Geologische Devoon periode (420-358miljoen jaar geleden) wordt beschouwd als het begin van het Late Paleozoïcum. Op dit moment vonden er veel biotische gebeurtenissen plaats die de verdere ontwikkeling van het leven op aarde sterk beïnvloedden. Het Devoon-systeem werd in 1839 opgericht door wetenschappers Adam Sedgwick en Roderick Murchison in het Engelse graafschap Devonshire, waarnaar het is vernoemd.

Flora en fauna

Massa-extinctie vond plaats aan de vooravond van het Devoonorganische wereld. Veel soorten, die voorheen wijdverspreid waren op aarde, stierven gewoon uit en verdwenen. In plaats daarvan ontstonden nieuwe groepen dierlijke planten. Zij waren het die bepaalden hoe de flora en fauna van het Devoon eruitzag.

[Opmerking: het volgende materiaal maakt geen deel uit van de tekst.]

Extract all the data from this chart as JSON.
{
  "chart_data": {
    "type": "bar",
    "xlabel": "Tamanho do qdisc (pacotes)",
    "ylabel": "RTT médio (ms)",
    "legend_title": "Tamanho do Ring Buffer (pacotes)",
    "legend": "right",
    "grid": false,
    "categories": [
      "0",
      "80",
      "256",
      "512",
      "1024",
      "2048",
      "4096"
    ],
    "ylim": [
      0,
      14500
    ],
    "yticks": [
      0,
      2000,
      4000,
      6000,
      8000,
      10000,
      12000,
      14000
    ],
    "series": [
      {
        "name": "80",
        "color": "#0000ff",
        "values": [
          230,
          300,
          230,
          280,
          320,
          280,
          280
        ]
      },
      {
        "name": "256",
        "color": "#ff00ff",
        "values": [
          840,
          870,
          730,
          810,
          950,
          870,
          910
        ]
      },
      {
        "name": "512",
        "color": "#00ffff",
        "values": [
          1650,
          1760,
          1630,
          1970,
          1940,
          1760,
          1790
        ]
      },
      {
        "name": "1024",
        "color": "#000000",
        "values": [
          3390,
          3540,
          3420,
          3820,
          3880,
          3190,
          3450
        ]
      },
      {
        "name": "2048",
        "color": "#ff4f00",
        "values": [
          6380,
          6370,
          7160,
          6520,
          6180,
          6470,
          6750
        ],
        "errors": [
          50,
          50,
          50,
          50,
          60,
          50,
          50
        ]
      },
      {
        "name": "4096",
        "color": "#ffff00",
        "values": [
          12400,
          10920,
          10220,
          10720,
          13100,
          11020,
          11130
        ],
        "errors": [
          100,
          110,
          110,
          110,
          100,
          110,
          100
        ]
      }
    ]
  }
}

Er heeft een echte revolutie plaatsgevonden.Nu ontwikkelde het leven zich niet alleen in de zeeën en zoetwaterlichamen, maar ook op het land. Gewervelde landdieren en terrestrische vegetatie zijn wijdverbreid. De Devoon-periode, waarvan de flora en fauna zich verder ontwikkelden, werd gekenmerkt door het verschijnen van de eerste ammonieten (koppotigen). Bryozoën, vierpuntige koralen en sommige soorten kasteel-brachiopoden beleefden hun hoogtijdagen.

Devoon

Leven op zee

De ontwikkeling van de biologische wereld werd niet alleen beïnvloed doornatuurlijke evolutie, maar ook het klimaat van het Devoon, evenals intense tektonische bewegingen, kosmische invloeden en (in het algemeen) veranderingen in habitatcondities. Het leven in de zee is in vergelijking met het Siluur diverser geworden. De Devoon-periode van het Paleozoïcum wordt gekenmerkt door de overheersende ontwikkeling van een verscheidenheid aan vissoorten (sommige wetenschappers noemen het zelfs de "visperiode"). Tegelijkertijd begon het uitsterven van cystoïden, nautiloïden, trilobieten en graptolieten.

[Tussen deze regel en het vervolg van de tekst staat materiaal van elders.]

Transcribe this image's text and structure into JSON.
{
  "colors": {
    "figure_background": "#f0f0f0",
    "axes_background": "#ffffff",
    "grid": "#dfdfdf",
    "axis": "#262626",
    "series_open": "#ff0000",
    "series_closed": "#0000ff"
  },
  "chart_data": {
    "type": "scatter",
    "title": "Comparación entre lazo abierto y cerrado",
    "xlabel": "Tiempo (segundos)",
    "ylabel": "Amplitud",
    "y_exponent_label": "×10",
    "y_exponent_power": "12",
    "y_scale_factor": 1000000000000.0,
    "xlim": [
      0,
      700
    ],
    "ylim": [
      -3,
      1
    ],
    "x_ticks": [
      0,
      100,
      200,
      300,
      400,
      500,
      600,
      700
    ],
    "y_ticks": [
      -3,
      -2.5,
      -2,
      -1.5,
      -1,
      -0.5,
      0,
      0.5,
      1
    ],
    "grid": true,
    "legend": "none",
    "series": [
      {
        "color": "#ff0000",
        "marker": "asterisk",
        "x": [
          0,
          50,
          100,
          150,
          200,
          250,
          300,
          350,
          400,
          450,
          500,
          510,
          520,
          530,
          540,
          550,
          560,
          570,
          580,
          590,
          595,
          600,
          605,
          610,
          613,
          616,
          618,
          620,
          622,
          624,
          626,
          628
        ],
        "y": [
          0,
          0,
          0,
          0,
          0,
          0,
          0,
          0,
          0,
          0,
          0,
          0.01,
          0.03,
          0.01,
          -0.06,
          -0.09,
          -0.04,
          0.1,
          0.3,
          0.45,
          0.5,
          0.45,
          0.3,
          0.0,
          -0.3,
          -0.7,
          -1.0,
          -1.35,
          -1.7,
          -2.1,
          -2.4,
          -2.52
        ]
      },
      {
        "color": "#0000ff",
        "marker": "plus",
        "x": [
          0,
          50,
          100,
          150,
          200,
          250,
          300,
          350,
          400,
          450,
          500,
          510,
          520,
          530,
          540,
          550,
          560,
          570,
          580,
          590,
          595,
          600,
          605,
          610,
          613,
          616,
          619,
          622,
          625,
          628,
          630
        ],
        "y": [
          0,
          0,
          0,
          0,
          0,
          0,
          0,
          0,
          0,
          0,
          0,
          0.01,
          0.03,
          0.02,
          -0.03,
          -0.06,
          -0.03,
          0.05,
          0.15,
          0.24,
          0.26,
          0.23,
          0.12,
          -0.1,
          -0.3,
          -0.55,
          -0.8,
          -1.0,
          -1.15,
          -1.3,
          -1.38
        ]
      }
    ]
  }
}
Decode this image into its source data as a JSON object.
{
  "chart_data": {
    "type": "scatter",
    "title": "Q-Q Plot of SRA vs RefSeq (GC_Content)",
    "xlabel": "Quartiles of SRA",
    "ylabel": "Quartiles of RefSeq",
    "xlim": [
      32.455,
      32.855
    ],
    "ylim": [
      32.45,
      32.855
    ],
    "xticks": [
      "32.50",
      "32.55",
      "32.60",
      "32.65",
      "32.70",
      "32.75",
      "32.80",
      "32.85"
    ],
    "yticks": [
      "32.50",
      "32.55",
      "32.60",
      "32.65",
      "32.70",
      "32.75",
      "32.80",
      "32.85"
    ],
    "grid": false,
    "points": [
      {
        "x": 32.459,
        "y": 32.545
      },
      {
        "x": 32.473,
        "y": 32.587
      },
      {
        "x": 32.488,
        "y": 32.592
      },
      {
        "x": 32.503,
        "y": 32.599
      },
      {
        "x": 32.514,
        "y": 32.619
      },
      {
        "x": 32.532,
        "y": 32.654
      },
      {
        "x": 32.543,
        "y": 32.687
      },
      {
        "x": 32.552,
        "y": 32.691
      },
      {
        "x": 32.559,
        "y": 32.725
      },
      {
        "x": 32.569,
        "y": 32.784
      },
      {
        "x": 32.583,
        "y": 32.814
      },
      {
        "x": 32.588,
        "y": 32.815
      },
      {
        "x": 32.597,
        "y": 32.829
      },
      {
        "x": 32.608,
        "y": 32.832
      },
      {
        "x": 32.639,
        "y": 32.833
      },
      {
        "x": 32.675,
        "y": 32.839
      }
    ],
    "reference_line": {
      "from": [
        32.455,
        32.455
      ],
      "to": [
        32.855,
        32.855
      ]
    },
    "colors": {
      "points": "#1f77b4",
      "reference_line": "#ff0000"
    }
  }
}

Het aantal geboorten heeft het maximum bereiktvergrendelende brachiopoden. De spiriferiden, atripiden, rhynhonelliden en terebratuliden waren bijzonder divers. De rijkdom aan soorten en snelle variabiliteit in de tijd werden onderscheiden door brachiopoden. Deze groep is het belangrijkst voor paleontologen en geologen die betrokken zijn bij de gedetailleerde ontleding van sedimenten.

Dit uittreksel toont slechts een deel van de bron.